Young Nazis of Orange County commit the unthinkable


Rebecca Guerrero

Five high school student holding an orange with the swastika engraved in it. This begs the question have OC students embraced the ideas of Nazism?

During the week of August 12, 2019, a controversial video of the Pacifica High School water polo team’s banquet was posted on social media. In the video, students began to sing the Nazi marching song and raised their arms in the Nazi salute. This is not the first instance of Nazi acts in Orange County either. It seems that over the last year these acts of Nazism have become more common with some high school students in Orange County.

The Anti-Defamation League noted a 57% jump in such incidents from 2016 to 2017. The sharp rise was due, in part, to a significant increase in incidents at schools and on college campuses, the organization said,” stated the LA Times. 

When asked why these high schoolers may do this, sophmore Syed Muhammad Ali Akbar Naqui said that it may have been done to get attention. He mentioned that we live in an age where the number of followers you have on social media is a big deal. Sometimes people go to extreme measures to do so; just a couple of years ago it was a trend to eat Tide pods just because one person did it and got lots of likes. Junior Brisa Rodarte said, “They might think it’s funny and they don’t realize the consequences.”

Rodarte stated, “They don’t realize they’re hurting people.” She mentioned that the reason this keeps happening is because the students do not see the harm they’re causing people, especially to the people associated with the Nazis attacks. “I feel they’re are going to feel really uncomfortable because Hitler is the reason many Jews’ lives were lost,” stated Naqui. He mentioned that it must feel uncomfortable for the Jewish people because they were Hitler’s targets. According to the Jewish Virtual Library, there are around 1,182,990 Jewish people in California. Most people don’t realize that California actually has a decent-sized Jewish population, so just imagine how they felt about the acts of hatred made in the name of Nazism. Rodarte stated that the Jewish people probably felt “offended and made fun of” when they heard of these acts. 

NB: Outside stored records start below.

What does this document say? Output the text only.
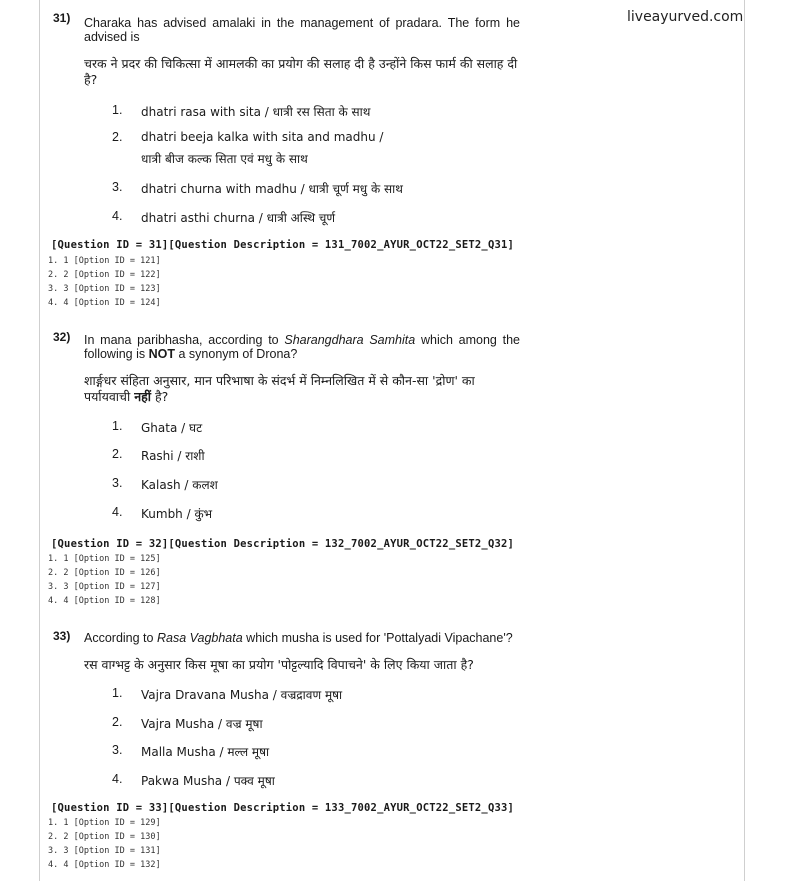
liveayurved.com
31) Charaka has advised amalaki in the management of pradara. The form he advised is
चरक ने प्रदर की चिकित्सा में आमलकी का प्रयोग की सलाह दी है उन्होंने किस फार्म की सलाह दी है?
1. dhatri rasa with sita / धात्री रस सिता के साथ
2. dhatri beeja kalka with sita and madhu /
धात्री बीज कल्क सिता एवं मधु के साथ
3. dhatri churna with madhu / धात्री चूर्ण मधु के साथ
4. dhatri asthi churna / धात्री अस्थि चूर्ण
[Question ID = 31][Question Description = 131_7002_AYUR_OCT22_SET2_Q31]
1. 1 [Option ID = 121]
2. 2 [Option ID = 122]
3. 3 [Option ID = 123]
4. 4 [Option ID = 124]
32) In mana paribhasha, according to Sharangdhara Samhita which among the following is NOT a synonym of Drona?
शार्ङ्गधर संहिता अनुसार, मान परिभाषा के संदर्भ में निम्नलिखित में से कौन-सा 'द्रोण' का पर्यायवाची नहीं है?
1. Ghata / घट
2. Rashi / राशी
3. Kalash / कलश
4. Kumbh / कुंभ
[Question ID = 32][Question Description = 132_7002_AYUR_OCT22_SET2_Q32]
1. 1 [Option ID = 125]
2. 2 [Option ID = 126]
3. 3 [Option ID = 127]
4. 4 [Option ID = 128]
33) According to Rasa Vagbhata which musha is used for 'Pottalyadi Vipachane'?
रस वाग्भट्ट के अनुसार किस मूषा का प्रयोग 'पोट्टल्यादि विपाचने' के लिए किया जाता है?
1. Vajra Dravana Musha / वज्रद्रावण मूषा
2. Vajra Musha / वज्र मूषा
3. Malla Musha / मल्ल मूषा
4. Pakwa Musha / पक्व मूषा
[Question ID = 33][Question Description = 133_7002_AYUR_OCT22_SET2_Q33]
1. 1 [Option ID = 129]
2. 2 [Option ID = 130]
3. 3 [Option ID = 131]
4. 4 [Option ID = 132]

“‘In September, at a football game in predominantly white Aliso Viejo, the visitors from a predominantly Latino high school in Santa Ana were met with signs of ‘Build the Wall’ and ‘We love White,’ according to the Santa Ana principal,” reported the LA Times. Nazi acts are not the only acts of hatred being spread by high schoolers, but they are the ones that have shown up the most because they are spread through social media. It’s like Naqui said,“With the media, you can reach any part of the world.”